Hoewel dit soort ruzies vaker voorkomen in kleedkamers en het slachtoffer er slechts een schram en een blauwe plek aan overhield, was het feit dat Cantona erbij betrokken was genoeg aanleiding voor de pers om opnieuw alle registers open te trekken. Verscheidene teamgenoten zouden volgens de kranten geëist hebben dat Cantona per ommegaande terug naar Marseille werd gestuurd, maar Blanc en Valderrama lieten dit niet gebeuren en Cantona maakte het seizoen gewoon af in het Stade de la Mosson. Voordat hij naar huis terugkeerde, bezorgde hij Montpellier dus nog wel de eerste grote prijs sinds de bekerwinst van 1929.

L'histoire se répète, de geschiedenis herhaalt zich, zegt men weleens en dat lijkt zeker in het geval van Cantona vaak waar te zijn. In zijn laatste jaar in Franse dienst, nadat hij de deur in Marseille definitief achter zich dichtgetrokken had en op jacht naar eerherstel de overstap naar laagvlieger Nîmes had gemaakt, deed zich een identiek incident voor als wat er vooraf zou gaan aan die beruchte kung fu-trap op Selhurst Park.

In een duel met Saint-Étienne werden overtredingen op hem keer op keer niet bestraft tot uiteindelijk de in hem opgebouwde frustraties een kookpunt bereikten. Woedend pakte hij de bal van het gras en gooide hem met twee handen als een ingooi tegen het lichaam van een verbouwereerde arbiter. Cantona was al halverwege de spelerstunnel, voordat de beste man een rode kaart tevoorschijn had getoverd. En natuurlijk kreeg dit incident nog een lang staartje.

Het enige wat hij verlangde was rechtvaardig behandeld te worden. Eenzelfde straf krijgen als een ander in zijn schoenen gekregen zou hebben, maar dat was precies wat de commissie hem niet wilde geven. Er was in hun ogen al te veel gebeurd. De speler had al te veel smetjes op zijn blazoen om hem nu als ieder ander te berechten. Ze verdubbelden zijn straf van twee naar vier wedstrijden schorsing en gaven hem in hun uitleg nog een schop na. Een woedende Cantona liep de commissieleden één voor één af en maakte ze in hun gezicht uit voor idioot.

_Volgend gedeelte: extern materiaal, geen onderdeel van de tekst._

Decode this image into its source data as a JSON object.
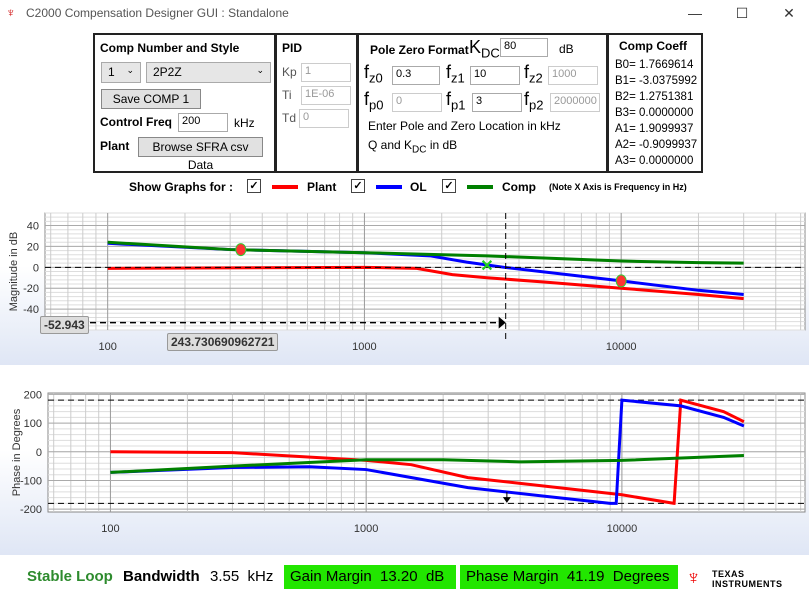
{
  "window": {
    "title": "C2000 Compensation Designer GUI : Standalone"
  },
  "comp": {
    "heading": "Comp Number and Style",
    "number": "1",
    "style": "2P2Z",
    "save_label": "Save COMP 1",
    "control_freq_label": "Control Freq",
    "control_freq": "200",
    "control_freq_unit": "kHz",
    "plant_label": "Plant",
    "browse_label": "Browse SFRA csv Data"
  },
  "pid": {
    "heading": "PID",
    "kp_label": "Kp",
    "kp": "1",
    "ti_label": "Ti",
    "ti": "1E-06",
    "td_label": "Td",
    "td": "0"
  },
  "pz": {
    "heading": "Pole Zero Format",
    "kdc_label": "K",
    "kdc_sub": "DC",
    "kdc": "80",
    "kdc_unit": "dB",
    "fz0": "0.3",
    "fz1": "10",
    "fz2": "1000",
    "fp0": "0",
    "fp1": "3",
    "fp2": "2000000",
    "note1": "Enter Pole and Zero Location in kHz",
    "note2a": "Q and K",
    "note2sub": "DC",
    "note2b": " in dB"
  },
  "coeff": {
    "heading": "Comp Coeff",
    "lines": [
      "B0= 1.7669614",
      "B1= -3.0375992",
      "B2= 1.2751381",
      "B3= 0.0000000",
      "A1= 1.9099937",
      "A2= -0.9099937",
      "A3= 0.0000000"
    ]
  },
  "graphs": {
    "label": "Show Graphs for :",
    "plant": "Plant",
    "ol": "OL",
    "comp": "Comp",
    "note": "(Note X Axis is Frequency in Hz)",
    "plant_checked": true,
    "ol_checked": true,
    "comp_checked": true
  },
  "colors": {
    "plant": "#ff0000",
    "ol": "#0000ff",
    "comp": "#008000",
    "margin_bg": "#22e600",
    "stable": "#2e8b2e"
  },
  "chart_data": [
    {
      "type": "line",
      "ylabel": "Magnitude in dB",
      "xscale": "log",
      "xlim": [
        57,
        52000
      ],
      "ylim": [
        -60,
        52
      ],
      "xticks": [
        100,
        1000,
        10000
      ],
      "yticks": [
        40,
        20,
        0,
        -20,
        -40
      ],
      "series": [
        {
          "name": "Plant",
          "color": "#ff0000",
          "x": [
            100,
            1000,
            1600,
            2200,
            3000,
            5000,
            10000,
            20000,
            30000
          ],
          "y": [
            -1,
            0,
            -1,
            -7,
            -10,
            -14,
            -20,
            -26,
            -30
          ]
        },
        {
          "name": "OL",
          "color": "#0000ff",
          "x": [
            100,
            300,
            1000,
            1800,
            2500,
            3500,
            10000,
            20000,
            30000
          ],
          "y": [
            23,
            17,
            14,
            11,
            5,
            0,
            -13,
            -22,
            -26
          ]
        },
        {
          "name": "Comp",
          "color": "#008000",
          "x": [
            100,
            300,
            1000,
            3000,
            10000,
            20000,
            30000
          ],
          "y": [
            24,
            17,
            14,
            11,
            6,
            4.5,
            4
          ]
        }
      ],
      "markers": [
        {
          "x": 330,
          "y": 17,
          "kind": "dot"
        },
        {
          "x": 3000,
          "y": 2,
          "kind": "x"
        },
        {
          "x": 10000,
          "y": -13,
          "kind": "dot"
        }
      ],
      "cursor_x": 3550,
      "cursor_y": -52.943,
      "cursor_y_label": "-52.943",
      "cursor_x_label": "243.730690962721"
    },
    {
      "type": "line",
      "ylabel": "Phase in Degrees",
      "xscale": "log",
      "xlim": [
        57,
        52000
      ],
      "ylim": [
        -210,
        205
      ],
      "xticks": [
        100,
        1000,
        10000
      ],
      "yticks": [
        200,
        100,
        0,
        -100,
        -200
      ],
      "series": [
        {
          "name": "Plant",
          "color": "#ff0000",
          "x": [
            100,
            300,
            1000,
            1500,
            2500,
            4000,
            10000,
            16000,
            16001,
            17000,
            25000,
            30000
          ],
          "y": [
            0,
            -3,
            -30,
            -45,
            -90,
            -110,
            -150,
            -180,
            -180,
            180,
            140,
            105
          ]
        },
        {
          "name": "OL",
          "color": "#0000ff",
          "x": [
            100,
            300,
            600,
            1000,
            2500,
            5000,
            9000,
            9500,
            10000,
            17000,
            25000,
            30000
          ],
          "y": [
            -72,
            -55,
            -52,
            -62,
            -125,
            -155,
            -180,
            -180,
            180,
            160,
            120,
            90
          ]
        },
        {
          "name": "Comp",
          "color": "#008000",
          "x": [
            100,
            300,
            1000,
            2000,
            4000,
            10000,
            30000
          ],
          "y": [
            -72,
            -50,
            -28,
            -28,
            -35,
            -30,
            -13
          ]
        }
      ],
      "hlines": [
        180,
        -180
      ],
      "arrow_x": 3550
    }
  ],
  "status": {
    "stable": "Stable Loop",
    "bw_label": "Bandwidth",
    "bw": "3.55",
    "bw_unit": "kHz",
    "gm_label": "Gain Margin",
    "gm": "13.20",
    "gm_unit": "dB",
    "pm_label": "Phase Margin",
    "pm": "41.19",
    "pm_unit": "Degrees",
    "logo": "TEXAS INSTRUMENTS"
  }
}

Nauwelijks 48 uur nadat hij zijn straf gehoord had, kondigde Cantona zijn afscheid aan. Op 25-jarige leeftijd ging hij voor het eerst met voetbalpensioen. Hoewel hij het Franse topvoetbal miste als kiespijn, begon de wens om weer tegen een balletje te trappen steeds nadrukkelijker aan hem te knagen. Waar kon hij zijn voetbalbestaan nieuw leven inblazen en toch zo ver mogelijk verwijderd zijn van figuren als Bernard Tapie en die verdomde arbitragecommissie? De eigenzinnige Cantona zette zijn zinnen op een vertrek naar de Japanse J-League.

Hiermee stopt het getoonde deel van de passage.